La diffusione del virus tra il personale della polizia penitenziaria nel carcere di Massama sta creando disagio e impedisce la normale attività quotidiana didattica e rieducativa verso i detenuti, aggravato anche dalla eccessiva presenza rispetto alla struttura. Lo sostiene Paolo Mocci, il garante dei detenuti del Comune di Oristano, ricordando che anche i sindacati di polizia hanno recentemente rivolto l'ennesimo appello alla Regione per garantire i protocolli sanitari indispensabili alla loro sicurezza e a quella dei detenuti. Sottolinea inoltre l'esigenza di ridurre il numero dei detenuti a Massama.

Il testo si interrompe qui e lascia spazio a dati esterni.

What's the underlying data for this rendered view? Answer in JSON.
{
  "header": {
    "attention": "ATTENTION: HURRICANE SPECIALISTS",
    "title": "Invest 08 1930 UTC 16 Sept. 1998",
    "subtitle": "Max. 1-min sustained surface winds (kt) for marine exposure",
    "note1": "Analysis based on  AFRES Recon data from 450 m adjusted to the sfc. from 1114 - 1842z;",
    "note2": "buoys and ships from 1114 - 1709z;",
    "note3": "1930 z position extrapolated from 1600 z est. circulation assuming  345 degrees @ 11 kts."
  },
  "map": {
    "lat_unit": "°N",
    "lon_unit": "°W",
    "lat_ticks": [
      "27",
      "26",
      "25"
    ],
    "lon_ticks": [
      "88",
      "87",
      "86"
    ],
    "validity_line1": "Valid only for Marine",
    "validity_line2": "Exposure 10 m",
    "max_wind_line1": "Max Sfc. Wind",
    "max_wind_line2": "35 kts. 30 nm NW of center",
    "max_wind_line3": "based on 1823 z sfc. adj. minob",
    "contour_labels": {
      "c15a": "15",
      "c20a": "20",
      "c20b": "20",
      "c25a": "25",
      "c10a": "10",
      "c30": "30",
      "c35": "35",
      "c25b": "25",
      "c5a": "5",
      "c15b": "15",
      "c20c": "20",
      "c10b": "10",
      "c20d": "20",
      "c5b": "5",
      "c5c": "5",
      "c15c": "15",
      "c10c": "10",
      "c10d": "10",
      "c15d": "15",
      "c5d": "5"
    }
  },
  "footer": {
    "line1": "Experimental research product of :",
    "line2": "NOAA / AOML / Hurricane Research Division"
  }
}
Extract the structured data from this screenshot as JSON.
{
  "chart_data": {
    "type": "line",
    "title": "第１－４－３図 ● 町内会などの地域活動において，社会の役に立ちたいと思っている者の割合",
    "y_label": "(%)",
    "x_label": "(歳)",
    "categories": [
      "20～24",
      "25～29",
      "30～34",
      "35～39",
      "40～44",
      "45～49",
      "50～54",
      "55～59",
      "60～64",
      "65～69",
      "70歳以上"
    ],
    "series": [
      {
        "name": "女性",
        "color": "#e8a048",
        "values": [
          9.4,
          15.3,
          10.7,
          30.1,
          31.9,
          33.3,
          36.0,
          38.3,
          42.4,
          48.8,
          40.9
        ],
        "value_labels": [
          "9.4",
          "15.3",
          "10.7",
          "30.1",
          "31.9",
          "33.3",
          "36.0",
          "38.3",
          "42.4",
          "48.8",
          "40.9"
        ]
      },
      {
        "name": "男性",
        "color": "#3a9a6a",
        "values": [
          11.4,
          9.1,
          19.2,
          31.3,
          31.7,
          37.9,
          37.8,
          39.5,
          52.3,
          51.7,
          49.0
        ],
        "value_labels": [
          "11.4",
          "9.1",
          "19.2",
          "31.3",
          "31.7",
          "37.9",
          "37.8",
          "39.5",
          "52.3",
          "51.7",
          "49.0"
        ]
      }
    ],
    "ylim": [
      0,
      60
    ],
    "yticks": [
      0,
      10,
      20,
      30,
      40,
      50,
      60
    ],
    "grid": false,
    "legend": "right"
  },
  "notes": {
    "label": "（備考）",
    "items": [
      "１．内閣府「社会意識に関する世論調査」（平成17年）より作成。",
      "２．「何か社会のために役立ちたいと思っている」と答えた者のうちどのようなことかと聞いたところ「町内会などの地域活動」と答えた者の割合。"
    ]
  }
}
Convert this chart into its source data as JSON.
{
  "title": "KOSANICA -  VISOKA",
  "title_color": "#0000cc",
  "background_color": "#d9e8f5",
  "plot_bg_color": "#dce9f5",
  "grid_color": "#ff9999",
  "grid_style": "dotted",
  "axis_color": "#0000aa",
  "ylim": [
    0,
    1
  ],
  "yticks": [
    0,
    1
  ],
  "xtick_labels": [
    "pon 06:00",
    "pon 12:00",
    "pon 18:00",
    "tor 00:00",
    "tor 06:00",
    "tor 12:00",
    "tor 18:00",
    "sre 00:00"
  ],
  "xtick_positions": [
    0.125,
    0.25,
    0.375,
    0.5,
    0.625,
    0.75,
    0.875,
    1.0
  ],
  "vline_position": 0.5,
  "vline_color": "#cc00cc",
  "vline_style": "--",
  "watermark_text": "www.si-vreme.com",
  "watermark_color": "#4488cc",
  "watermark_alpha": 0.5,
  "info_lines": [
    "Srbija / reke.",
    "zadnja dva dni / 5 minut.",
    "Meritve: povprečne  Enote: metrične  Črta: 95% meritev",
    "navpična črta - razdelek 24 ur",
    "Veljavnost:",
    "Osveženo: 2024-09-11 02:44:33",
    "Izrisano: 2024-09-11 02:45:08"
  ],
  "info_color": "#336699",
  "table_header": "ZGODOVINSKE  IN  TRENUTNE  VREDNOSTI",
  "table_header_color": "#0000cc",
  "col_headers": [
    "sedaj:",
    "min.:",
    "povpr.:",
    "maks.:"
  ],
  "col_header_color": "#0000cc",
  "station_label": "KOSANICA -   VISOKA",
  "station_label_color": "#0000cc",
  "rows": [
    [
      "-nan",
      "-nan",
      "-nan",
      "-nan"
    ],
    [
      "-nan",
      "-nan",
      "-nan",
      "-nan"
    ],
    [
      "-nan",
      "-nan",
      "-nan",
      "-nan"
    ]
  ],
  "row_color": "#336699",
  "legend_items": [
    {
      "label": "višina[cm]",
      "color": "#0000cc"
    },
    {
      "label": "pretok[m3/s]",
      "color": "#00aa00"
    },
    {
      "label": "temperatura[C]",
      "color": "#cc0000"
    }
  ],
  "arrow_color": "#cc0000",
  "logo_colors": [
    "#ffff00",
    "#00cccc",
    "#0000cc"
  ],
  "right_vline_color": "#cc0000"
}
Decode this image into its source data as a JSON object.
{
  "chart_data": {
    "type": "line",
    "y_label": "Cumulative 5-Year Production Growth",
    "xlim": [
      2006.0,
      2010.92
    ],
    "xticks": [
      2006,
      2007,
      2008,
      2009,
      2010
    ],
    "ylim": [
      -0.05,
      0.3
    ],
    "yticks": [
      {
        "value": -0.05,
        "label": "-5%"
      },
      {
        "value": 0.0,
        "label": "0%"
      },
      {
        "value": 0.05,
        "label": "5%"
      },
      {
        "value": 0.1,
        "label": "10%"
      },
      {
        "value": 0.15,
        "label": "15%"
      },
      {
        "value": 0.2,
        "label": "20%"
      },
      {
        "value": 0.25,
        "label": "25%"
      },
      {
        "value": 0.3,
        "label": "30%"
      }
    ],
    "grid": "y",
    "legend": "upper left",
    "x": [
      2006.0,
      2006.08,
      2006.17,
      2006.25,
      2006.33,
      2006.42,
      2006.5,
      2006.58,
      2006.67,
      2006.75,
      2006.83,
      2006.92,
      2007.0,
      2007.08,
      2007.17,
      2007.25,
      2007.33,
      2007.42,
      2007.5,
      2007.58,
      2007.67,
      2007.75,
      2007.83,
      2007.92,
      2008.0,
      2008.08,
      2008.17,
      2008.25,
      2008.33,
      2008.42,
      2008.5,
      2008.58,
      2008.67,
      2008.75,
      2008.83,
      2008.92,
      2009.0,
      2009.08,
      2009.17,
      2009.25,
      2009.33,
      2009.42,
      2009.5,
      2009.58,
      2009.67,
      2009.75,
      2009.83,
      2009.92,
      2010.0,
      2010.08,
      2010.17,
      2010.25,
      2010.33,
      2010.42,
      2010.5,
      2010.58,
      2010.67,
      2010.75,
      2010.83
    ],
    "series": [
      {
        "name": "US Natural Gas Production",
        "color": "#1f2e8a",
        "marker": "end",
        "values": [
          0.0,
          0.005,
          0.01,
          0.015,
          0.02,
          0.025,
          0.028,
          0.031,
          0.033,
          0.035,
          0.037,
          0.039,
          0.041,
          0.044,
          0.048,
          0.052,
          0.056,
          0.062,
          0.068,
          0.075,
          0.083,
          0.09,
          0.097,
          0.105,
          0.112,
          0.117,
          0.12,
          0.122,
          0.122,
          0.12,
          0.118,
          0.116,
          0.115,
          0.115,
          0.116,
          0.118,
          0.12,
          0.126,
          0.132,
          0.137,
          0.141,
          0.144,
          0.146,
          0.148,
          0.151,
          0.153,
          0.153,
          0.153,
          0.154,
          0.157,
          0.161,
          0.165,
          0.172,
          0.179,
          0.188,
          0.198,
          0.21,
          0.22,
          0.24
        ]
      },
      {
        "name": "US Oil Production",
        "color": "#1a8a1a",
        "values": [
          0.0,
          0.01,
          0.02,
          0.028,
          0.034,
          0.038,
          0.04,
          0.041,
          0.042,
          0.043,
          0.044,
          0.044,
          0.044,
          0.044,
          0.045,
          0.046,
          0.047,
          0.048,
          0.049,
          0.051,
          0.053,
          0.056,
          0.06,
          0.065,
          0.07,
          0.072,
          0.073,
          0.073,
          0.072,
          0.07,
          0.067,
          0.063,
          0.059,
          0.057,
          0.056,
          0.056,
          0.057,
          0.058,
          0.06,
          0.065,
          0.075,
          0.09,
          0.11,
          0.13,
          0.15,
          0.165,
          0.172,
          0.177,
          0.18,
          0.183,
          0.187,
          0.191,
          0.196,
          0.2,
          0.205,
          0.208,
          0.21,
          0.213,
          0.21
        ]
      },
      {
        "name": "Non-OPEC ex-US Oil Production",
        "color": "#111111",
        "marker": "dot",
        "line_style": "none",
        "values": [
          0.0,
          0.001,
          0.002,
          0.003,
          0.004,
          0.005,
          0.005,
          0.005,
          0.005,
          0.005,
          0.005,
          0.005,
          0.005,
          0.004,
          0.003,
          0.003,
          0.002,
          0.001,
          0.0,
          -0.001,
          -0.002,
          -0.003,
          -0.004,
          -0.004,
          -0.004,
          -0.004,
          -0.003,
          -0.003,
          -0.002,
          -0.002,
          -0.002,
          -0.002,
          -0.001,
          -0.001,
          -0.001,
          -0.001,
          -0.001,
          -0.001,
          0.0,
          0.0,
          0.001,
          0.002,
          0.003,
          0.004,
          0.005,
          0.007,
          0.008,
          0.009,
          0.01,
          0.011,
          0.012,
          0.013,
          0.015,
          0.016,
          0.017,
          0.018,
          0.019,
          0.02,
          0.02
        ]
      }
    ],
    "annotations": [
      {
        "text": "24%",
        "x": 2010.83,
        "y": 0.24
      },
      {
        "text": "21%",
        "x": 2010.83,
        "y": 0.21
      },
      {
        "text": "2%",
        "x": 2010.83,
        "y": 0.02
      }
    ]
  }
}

"Già i tempi del carcere sono patologicamente dilatati - osserva Paolo Mocci - ora ancora di più a causa dell'inesatta applicazione dei protocolli sanitari previsti dalla normativa. È solo di questi giorni la richiesta di intervento del mio ufficio per dipanare le nubi che offuscano l'inizio dell'attività didattica in carcere. Nella prima ondata di diffusione del virus, tutte le attività erano state sospese, chiaramente per l'inesperienza degli operatori a gestire la nuova situazione. Oggi, però, che gli interventi legislativi hanno dato le necessarie indicazioni, appare difficile indicare una data a partire dalla quale le lezioni potranno riprendere. Le caratteristiche abitative della Casa circondariale 'S. Soro' - aggiunge - impediscono di garantire le distanze tra i detenuti e gli operatori. Le aule sono poche e di ridotte dimensioni rispetto agli standard imposti dalle normative sanitarie. Il numero dei detenuti iscritti quest'anno è aumentato e purtroppo non è possibile garantire la didattica a tutti. Pur mutando la destinazione di alcune stanze alla didattica, comunque non si riesce a raggiungere lo spazio che le norme di sicurezza e sanitarie impongono. La didattica in remoto sarebbe una valida soluzione. Ma la zona adibita a scuola non è raggiunta dalla linea internet e le esigenze di tutto il personale e dei detenuti si scontrano coi protocolli burocratici e di sicurezza che allungano inverosimilmente i tempi di realizzazione. Purtroppo si registra il ritorno a quella chiusura delle attività trattamentali imposta in primavera. È difficile da ammettere - conclude Paolo Mocci - ma l'amministrazione Penitenziaria non avrebbe dovuto destinare l'istituto di Massama a detenere contemporaneamente il circuito dell'alta e media sicurezza. Il carcere non ha sufficienti aule, ha una minima zona sanitaria destinata al ricovero dei detenuti. Il personale è ridotto e oggi è falcidiato dalle esigenze sanitarie. I detenuti già non avevano la possibilità di accedere in maniera sufficiente alle attività educative, oggi ancor di più trascorrono le giornale nella più totale inerzia e passività. E allora appare necessaria una significativa riduzione delle presenze in carcere".